Abmessungen: Länge/Breite/Höhe (in mm): 4282 (+26)/1789 (-1)/1456 (-36); Radstand: 2619 mm.
Motorisierungen: Benziner: 1,0 TSI/90 PS und 110 PS, 1,5 TSI/130 PS und 150 PS, 2,0 TSI/190 PS/245 PS/300 PS/333 PS.
Diesel: 2,0 TDI/115 PS, 150 PS/200 PS.
Mild-Hybrid: 1,0 eTSI/110 PS, 1,5 eTSI/130 PS.
Plug-in-Hybrid (PHEV): 1,4 TSI/205 PS und 245 PS.
Erdgas (CNG): 1,5 TGI/130 PS.
Getriebe: Je nach Modell/Motor/Ausstattung 6-Gang-Manuell (65 %) oder 7-Gang-Direkt-Schalt-Getriebe (DSG/35 %).
Erwarteter Motorenmix: Benziner: 50,5 %, Diesel: 30 %, PHEV: 6 %, Mild-Hybrid: 10,5 %, TGI: 3 %.
Ausstattungslinien: Trendline/Highline/Comfortline gibt es nicht mehr, an ihre Stelle rücken Golf (Basis)/Life und Style; plus einer sportlichen R-Version.
Preise: Stehen im Moment noch nicht fest, der Startpreis (1,0 TSI/90 PS) wird aber knapp unter € 22.000,– liegen.
Markteinführung: März 2020; im Lauf des nächsten Jahres werden GTI, GTI-TCR, GTD und Golf R nachgereicht.
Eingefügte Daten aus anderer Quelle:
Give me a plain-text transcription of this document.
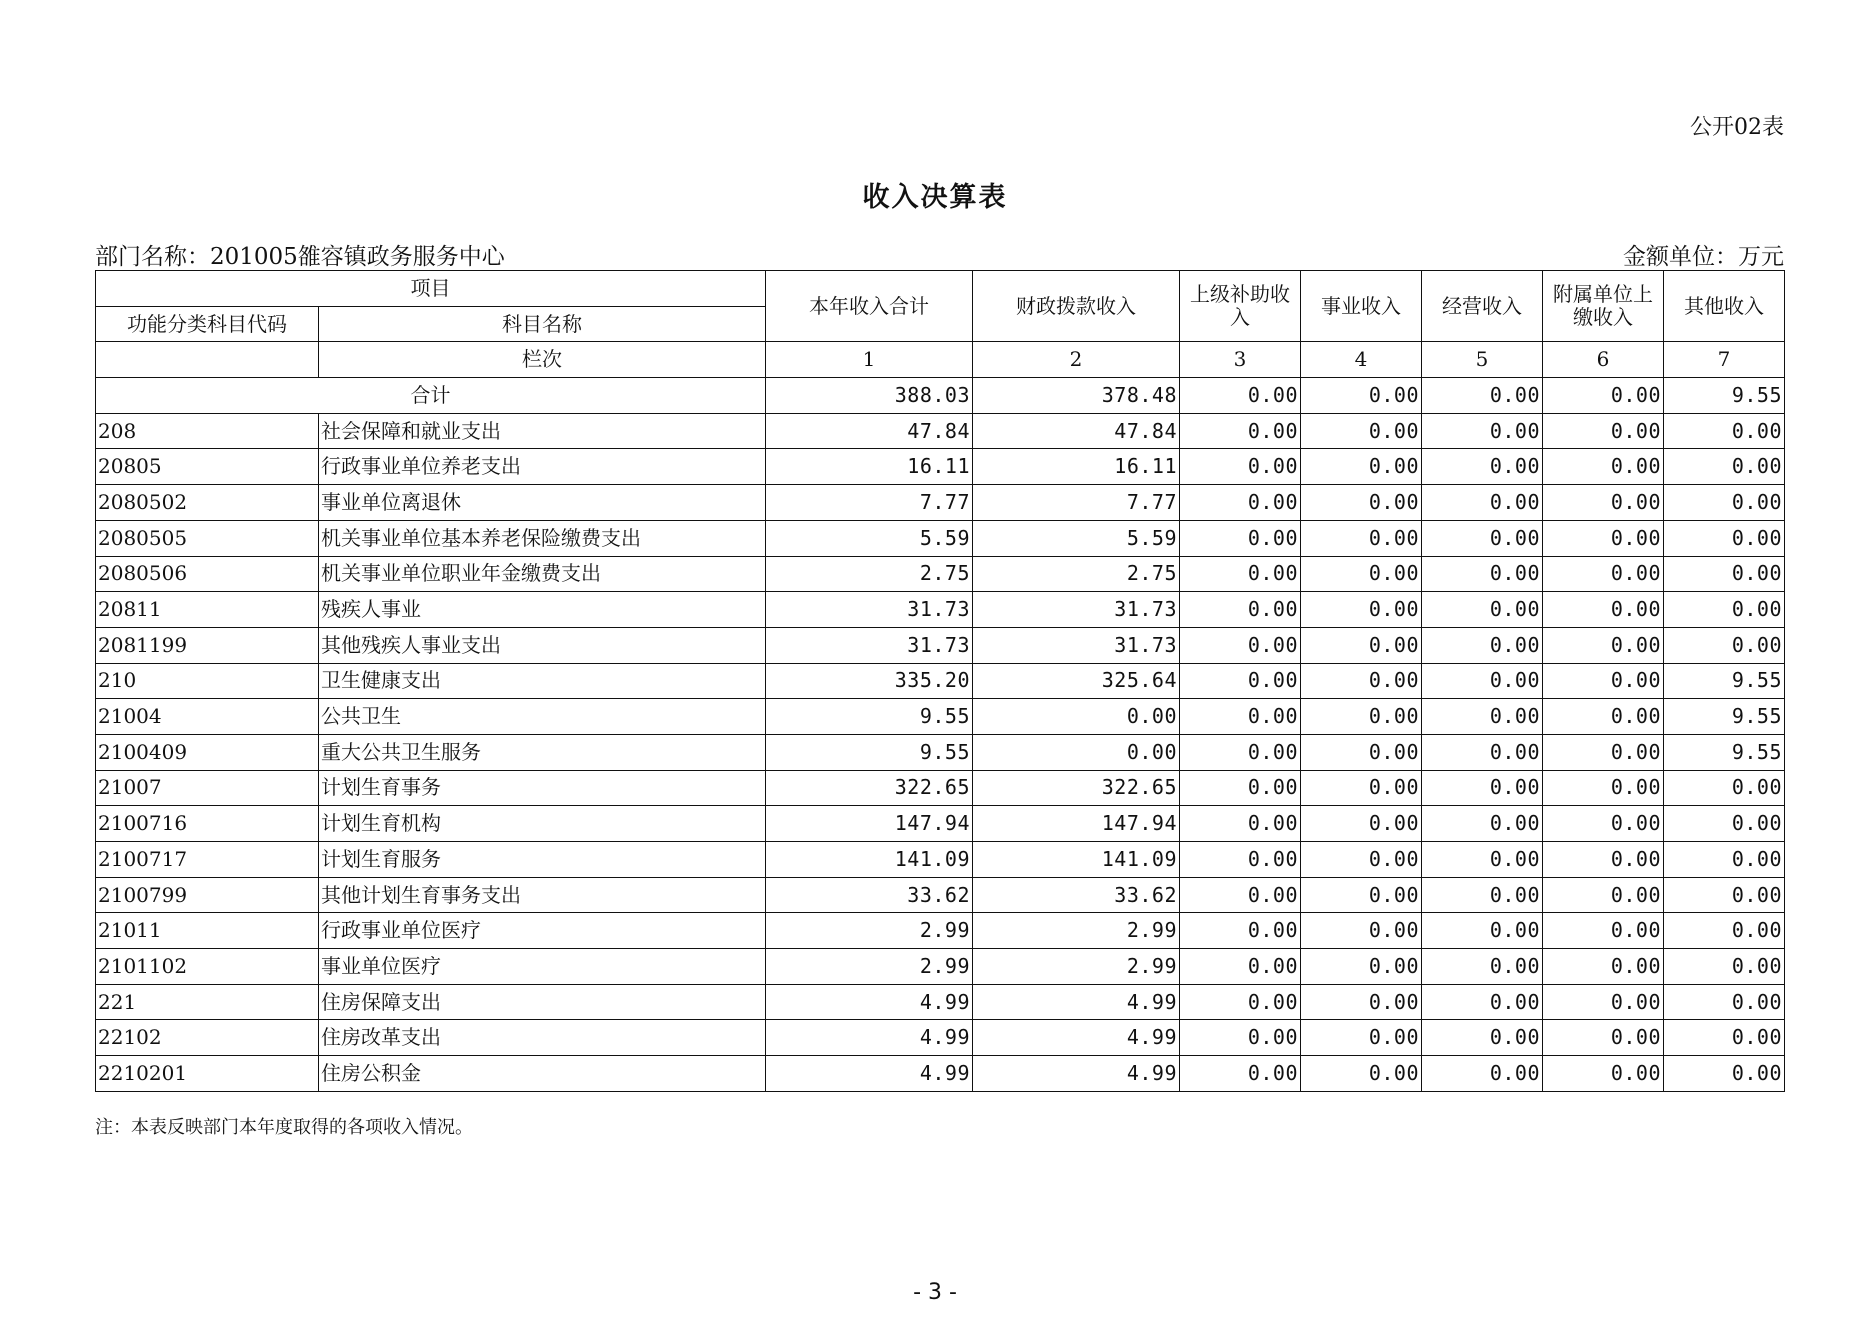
公开02表
收入决算表
部门名称：201005雒容镇政务服务中心	金额单位：万元
项目		本年收入合计	财政拨款收入	上级补助收入	事业收入	经营收入	附属单位上缴收入	其他收入
功能分类科目代码	科目名称							
	栏次	1	2	3	4	5	6	7
合计		388.03	378.48	0.00	0.00	0.00	0.00	9.55
208	社会保障和就业支出	47.84	47.84	0.00	0.00	0.00	0.00	0.00
20805	行政事业单位养老支出	16.11	16.11	0.00	0.00	0.00	0.00	0.00
2080502	事业单位离退休	7.77	7.77	0.00	0.00	0.00	0.00	0.00
2080505	机关事业单位基本养老保险缴费支出	5.59	5.59	0.00	0.00	0.00	0.00	0.00
2080506	机关事业单位职业年金缴费支出	2.75	2.75	0.00	0.00	0.00	0.00	0.00
20811	残疾人事业	31.73	31.73	0.00	0.00	0.00	0.00	0.00
2081199	其他残疾人事业支出	31.73	31.73	0.00	0.00	0.00	0.00	0.00
210	卫生健康支出	335.20	325.64	0.00	0.00	0.00	0.00	9.55
21004	公共卫生	9.55	0.00	0.00	0.00	0.00	0.00	9.55
2100409	重大公共卫生服务	9.55	0.00	0.00	0.00	0.00	0.00	9.55
21007	计划生育事务	322.65	322.65	0.00	0.00	0.00	0.00	0.00
2100716	计划生育机构	147.94	147.94	0.00	0.00	0.00	0.00	0.00
2100717	计划生育服务	141.09	141.09	0.00	0.00	0.00	0.00	0.00
2100799	其他计划生育事务支出	33.62	33.62	0.00	0.00	0.00	0.00	0.00
21011	行政事业单位医疗	2.99	2.99	0.00	0.00	0.00	0.00	0.00
2101102	事业单位医疗	2.99	2.99	0.00	0.00	0.00	0.00	0.00
221	住房保障支出	4.99	4.99	0.00	0.00	0.00	0.00	0.00
22102	住房改革支出	4.99	4.99	0.00	0.00	0.00	0.00	0.00
2210201	住房公积金	4.99	4.99	0.00	0.00	0.00	0.00	0.00
注：本表反映部门本年度取得的各项收入情况。
- 3 -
Ende 2020: Markteinführung des Golf Variant (Kombi).
Der Fahrzeugbestand an VW Golf in Österreich liegt bei rund 375.000 Stück, das sind 7,5 % des heimischen Pkw-Fahrzeugbestandes; seit der Modelleinführung 1974 wurden vom Golf (per Ende Oktober 2019) insgesamt 934.000 Stück in Österreich neu zugelassen.